Qualitative Comparison

A grid of video frames comparing different models over 100 seconds. Baselines like CausVid and Self-Forcing show severe quality degradation, while “Ours” (Self-Forcing++) remains stable and clear.

Figure 4: In a 100-second reef scene, baselines suffer over-exposure and detail loss, while Self-Forcing++ preserves vivid colors and structure throughout.


The Power of Scaling

One especially promising result: scaling training compute directly extends video length capability—without needing long-video datasets.

A grid showing how video quality improves with an increased training budget. At a 25x budget, Self-Forcing++ can generate a coherent 255-second video.

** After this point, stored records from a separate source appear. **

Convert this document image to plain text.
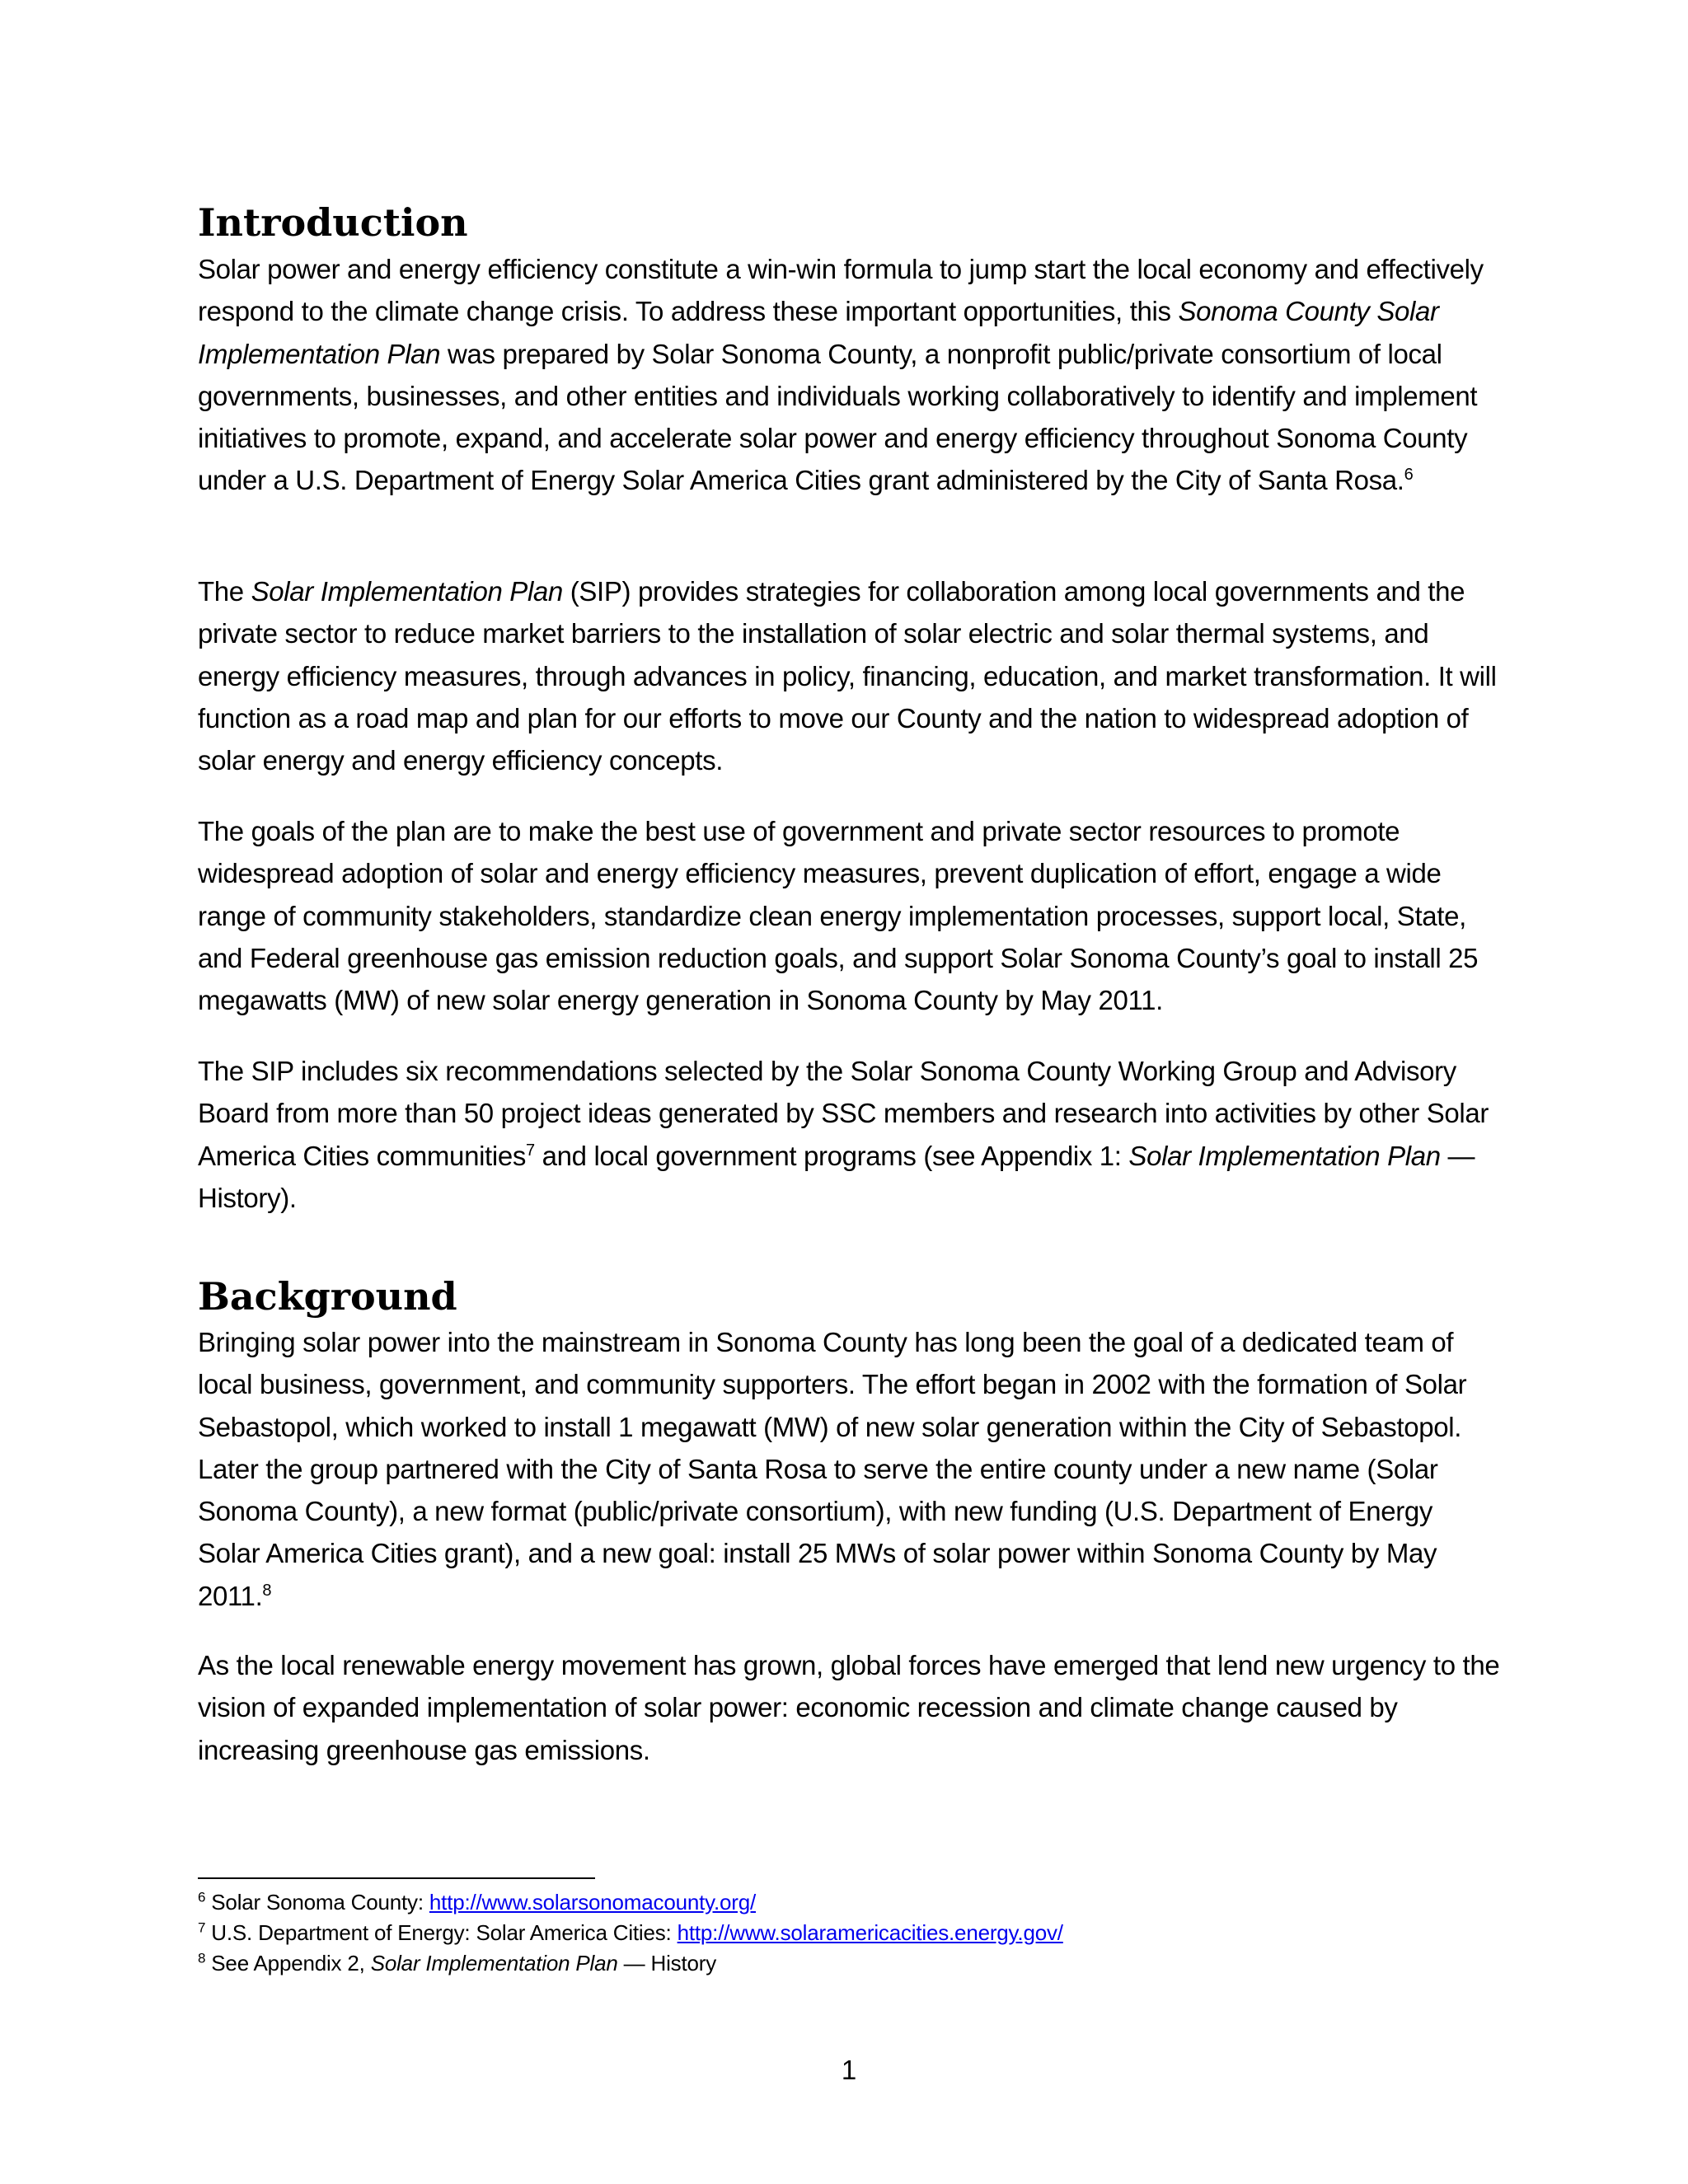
Introduction

Solar power and energy efficiency constitute a win-win formula to jump start the local economy and effectively respond to the climate change crisis. To address these important opportunities, this Sonoma County Solar Implementation Plan was prepared by Solar Sonoma County, a nonprofit public/private consortium of local governments, businesses, and other entities and individuals working collaboratively to identify and implement initiatives to promote, expand, and accelerate solar power and energy efficiency throughout Sonoma County under a U.S. Department of Energy Solar America Cities grant administered by the City of Santa Rosa.$^6$

The Solar Implementation Plan (SIP) provides strategies for collaboration among local governments and the private sector to reduce market barriers to the installation of solar electric and solar thermal systems, and energy efficiency measures, through advances in policy, financing, education, and market transformation. It will function as a road map and plan for our efforts to move our County and the nation to widespread adoption of solar energy and energy efficiency concepts.

The goals of the plan are to make the best use of government and private sector resources to promote widespread adoption of solar and energy efficiency measures, prevent duplication of effort, engage a wide range of community stakeholders, standardize clean energy implementation processes, support local, State, and Federal greenhouse gas emission reduction goals, and support Solar Sonoma County’s goal to install 25 megawatts (MW) of new solar energy generation in Sonoma County by May 2011.

The SIP includes six recommendations selected by the Solar Sonoma County Working Group and Advisory Board from more than 50 project ideas generated by SSC members and research into activities by other Solar America Cities communities$^7$ and local government programs (see Appendix 1: Solar Implementation Plan — History).

Background

Bringing solar power into the mainstream in Sonoma County has long been the goal of a dedicated team of local business, government, and community supporters. The effort began in 2002 with the formation of Solar Sebastopol, which worked to install 1 megawatt (MW) of new solar generation within the City of Sebastopol. Later the group partnered with the City of Santa Rosa to serve the entire county under a new name (Solar Sonoma County), a new format (public/private consortium), with new funding (U.S. Department of Energy Solar America Cities grant), and a new goal: install 25 MWs of solar power within Sonoma County by May 2011.$^8$

As the local renewable energy movement has grown, global forces have emerged that lend new urgency to the vision of expanded implementation of solar power: economic recession and climate change caused by increasing greenhouse gas emissions.

$^6$ Solar Sonoma County: http://www.solarsonomacounty.org/
$^7$ U.S. Department of Energy: Solar America Cities: http://www.solaramericacities.energy.gov/
$^8$ See Appendix 2, Solar Implementation Plan — History
1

Figure 6: Increasing training budget improves stability. At 25× budget, the model produces a 255-second (4 min 15 sec) coherent video—50× longer than the baseline.

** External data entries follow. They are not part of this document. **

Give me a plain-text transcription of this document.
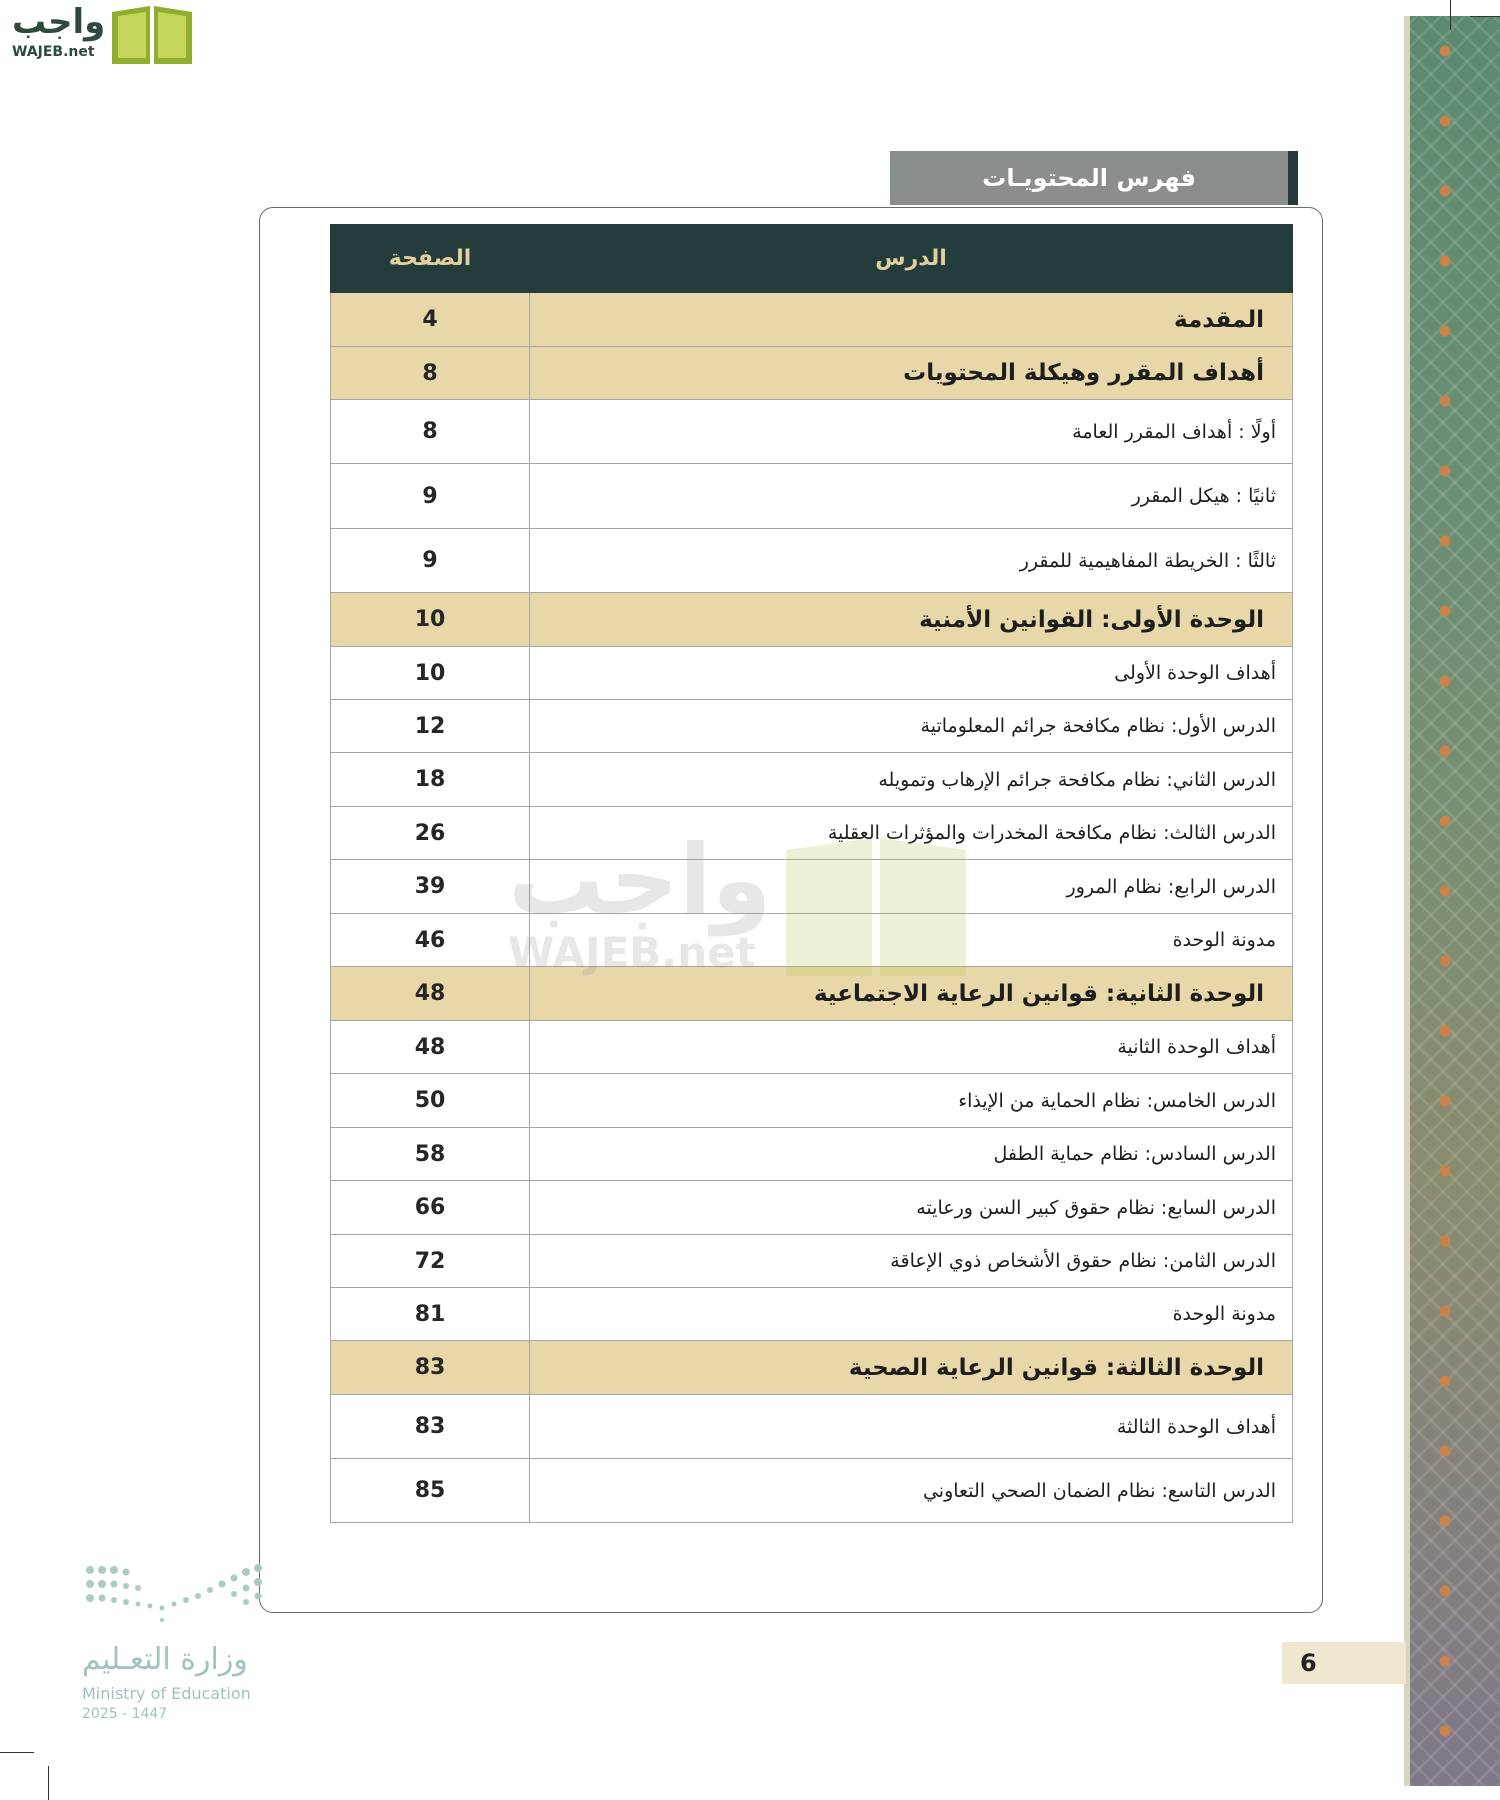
واجب
WAJEB.net
فهرس المحتويـات
الصفحة	الدرس
4	المقدمة
8	أهداف المقرر وهيكلة المحتويات
8	أولًا : أهداف المقرر العامة
9	ثانيًا : هيكل المقرر
9	ثالثًا : الخريطة المفاهيمية للمقرر
10	الوحدة الأولى: القوانين الأمنية
10	أهداف الوحدة الأولى
12	الدرس الأول: نظام مكافحة جرائم المعلوماتية
18	الدرس الثاني: نظام مكافحة جرائم الإرهاب وتمويله
26	الدرس الثالث: نظام مكافحة المخدرات والمؤثرات العقلية
39	الدرس الرابع: نظام المرور
46	مدونة الوحدة
48	الوحدة الثانية: قوانين الرعاية الاجتماعية
48	أهداف الوحدة الثانية
50	الدرس الخامس: نظام الحماية من الإيذاء
58	الدرس السادس: نظام حماية الطفل
66	الدرس السابع: نظام حقوق كبير السن ورعايته
72	الدرس الثامن: نظام حقوق الأشخاص ذوي الإعاقة
81	مدونة الوحدة
83	الوحدة الثالثة: قوانين الرعاية الصحية
83	أهداف الوحدة الثالثة
85	الدرس التاسع: نظام الضمان الصحي التعاوني
واجب
WAJEB.net
6
وزارة التعـليم
Ministry of Education
2025 - 1447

With the standard (1×) budget, videos break quickly. At 8× and 20×, motion coherence and detail persist. At 25×, the model generates a stable, high-fidelity elephant clip lasting 255 seconds—nearly the maximum length the base model’s position embeddings can support.


Conclusion: Towards True Long-Form AI Video

Self-Forcing++ elegantly closes the training–inference gap for autoregressive video models. By making the student face and fix its own errors mid-rollout, guided by a short-horizon teacher, it achieves stable minute-scale generation without long-video training data.

Key takeaways:

  1. Recovery training matters: Models must learn to correct accumulated errors for long-term stability.
  2. Short-video teachers can train long-video students: Teacher guidance on sampled degraded windows is enough to extend generation horizons dramatically.
  3. Scaling works: More compute yields longer, better videos without new datasets.

This is a pivotal step toward AI that can create not just fleeting clips, but entire, coherent scenes and narratives. Though challenges like long-term memory and training efficiency remain, Self-Forcing++ lays a strong foundation for the next generation of long-form video synthesis.